Howard N. Forman, a senior vice president at Wachovia Corp. and the manager of the Charlotte banking company's electronic payments product team said that many merchants would opt to buy point of sale card scanners or other technologies rather than investing in BOC. "Some customers are coming to the conclusion that they may not want to do anything with checks at their point of sale, because it is a declining tender type," he said.

The choice of payment systems will have to play out in the market, several executives said. "Some banks are going to be more pro-ACH, and some banks are going to be more pro-image exchange, depending on the investments they've made," said Esther Pigg, the vice president of global product management in the software unit of CheckFree Corp., which makes ACH software. "We're going to see transactions flowing in both directions for quite some time."

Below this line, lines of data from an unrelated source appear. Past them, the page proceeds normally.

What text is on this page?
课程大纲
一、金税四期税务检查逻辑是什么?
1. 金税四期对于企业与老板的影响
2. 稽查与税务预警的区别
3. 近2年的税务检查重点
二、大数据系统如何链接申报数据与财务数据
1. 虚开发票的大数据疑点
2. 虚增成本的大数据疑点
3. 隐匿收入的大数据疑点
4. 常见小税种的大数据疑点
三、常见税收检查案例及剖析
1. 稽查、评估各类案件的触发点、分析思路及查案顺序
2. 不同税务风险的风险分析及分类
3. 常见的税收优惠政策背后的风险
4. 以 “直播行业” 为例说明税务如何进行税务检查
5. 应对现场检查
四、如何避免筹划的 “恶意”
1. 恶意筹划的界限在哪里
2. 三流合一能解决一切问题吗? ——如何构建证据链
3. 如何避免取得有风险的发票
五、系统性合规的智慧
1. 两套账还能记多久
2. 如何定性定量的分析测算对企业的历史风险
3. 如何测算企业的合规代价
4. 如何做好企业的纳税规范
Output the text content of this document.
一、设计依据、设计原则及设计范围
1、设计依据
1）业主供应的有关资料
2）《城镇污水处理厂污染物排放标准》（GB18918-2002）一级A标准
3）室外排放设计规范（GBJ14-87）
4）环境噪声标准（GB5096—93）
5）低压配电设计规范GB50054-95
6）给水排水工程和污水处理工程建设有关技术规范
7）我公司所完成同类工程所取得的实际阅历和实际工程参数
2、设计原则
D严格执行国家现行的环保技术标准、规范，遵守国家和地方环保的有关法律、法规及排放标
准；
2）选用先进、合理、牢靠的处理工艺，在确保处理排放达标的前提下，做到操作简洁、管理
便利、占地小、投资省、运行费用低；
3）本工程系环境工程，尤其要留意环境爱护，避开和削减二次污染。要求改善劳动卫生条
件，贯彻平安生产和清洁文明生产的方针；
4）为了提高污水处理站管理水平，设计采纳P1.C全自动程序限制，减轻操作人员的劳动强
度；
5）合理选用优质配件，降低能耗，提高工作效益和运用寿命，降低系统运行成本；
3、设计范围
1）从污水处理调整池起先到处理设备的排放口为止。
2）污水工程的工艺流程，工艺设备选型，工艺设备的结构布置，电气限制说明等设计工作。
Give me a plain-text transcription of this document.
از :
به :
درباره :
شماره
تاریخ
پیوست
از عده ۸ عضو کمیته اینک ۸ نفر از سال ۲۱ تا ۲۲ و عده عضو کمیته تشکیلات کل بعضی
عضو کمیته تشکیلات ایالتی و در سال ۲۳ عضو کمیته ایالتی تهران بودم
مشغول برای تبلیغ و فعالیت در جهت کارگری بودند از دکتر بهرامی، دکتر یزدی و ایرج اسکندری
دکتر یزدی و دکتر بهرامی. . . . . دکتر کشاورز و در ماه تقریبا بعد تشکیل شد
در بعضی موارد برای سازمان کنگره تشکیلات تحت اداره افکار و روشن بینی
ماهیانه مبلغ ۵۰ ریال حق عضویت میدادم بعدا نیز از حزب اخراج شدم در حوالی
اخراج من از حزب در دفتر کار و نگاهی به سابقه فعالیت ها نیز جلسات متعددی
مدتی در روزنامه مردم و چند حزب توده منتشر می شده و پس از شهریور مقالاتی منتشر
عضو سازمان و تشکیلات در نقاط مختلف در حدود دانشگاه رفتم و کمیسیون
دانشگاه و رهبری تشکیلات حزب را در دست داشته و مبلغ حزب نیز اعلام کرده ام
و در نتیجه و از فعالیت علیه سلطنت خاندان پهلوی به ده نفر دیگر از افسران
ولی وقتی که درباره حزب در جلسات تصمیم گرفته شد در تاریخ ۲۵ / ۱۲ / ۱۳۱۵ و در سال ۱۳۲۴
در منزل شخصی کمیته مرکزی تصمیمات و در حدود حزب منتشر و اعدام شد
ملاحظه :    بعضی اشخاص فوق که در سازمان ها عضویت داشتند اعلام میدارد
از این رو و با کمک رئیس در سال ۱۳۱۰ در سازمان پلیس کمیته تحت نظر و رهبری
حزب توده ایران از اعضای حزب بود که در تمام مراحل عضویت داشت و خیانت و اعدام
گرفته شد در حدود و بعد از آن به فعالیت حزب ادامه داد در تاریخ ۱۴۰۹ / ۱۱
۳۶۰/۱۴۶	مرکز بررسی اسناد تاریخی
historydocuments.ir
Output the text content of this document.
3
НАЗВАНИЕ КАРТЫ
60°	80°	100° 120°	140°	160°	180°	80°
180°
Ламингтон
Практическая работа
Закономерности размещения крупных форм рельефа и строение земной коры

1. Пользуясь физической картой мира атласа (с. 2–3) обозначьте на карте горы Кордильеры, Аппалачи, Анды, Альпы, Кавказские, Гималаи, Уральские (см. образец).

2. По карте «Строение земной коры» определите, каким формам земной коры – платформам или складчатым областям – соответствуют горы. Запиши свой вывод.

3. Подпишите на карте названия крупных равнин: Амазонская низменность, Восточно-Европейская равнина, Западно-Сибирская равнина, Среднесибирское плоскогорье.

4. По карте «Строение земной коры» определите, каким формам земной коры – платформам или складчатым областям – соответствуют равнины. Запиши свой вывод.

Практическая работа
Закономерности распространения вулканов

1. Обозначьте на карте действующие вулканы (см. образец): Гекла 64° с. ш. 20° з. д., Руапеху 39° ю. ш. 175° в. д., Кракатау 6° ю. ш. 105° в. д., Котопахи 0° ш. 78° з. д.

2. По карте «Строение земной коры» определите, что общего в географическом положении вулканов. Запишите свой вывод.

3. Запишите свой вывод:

Some banks believe they can afford to wait. Don S. Jackson, a senior vice president and senior product manager in treasury management services First Horizon National Corp., said the Memphis banking company has not yet acquired the software to process BOC, though First Horizon will be ready to begin offering BOC later this year. Mr. Jackson said adoption may not go the way the industry expects.

"A property management company, for example, could use BOC very easily where they could not use ARC as well," he said. "We're not going to try to limit it. We'll see where it takes us."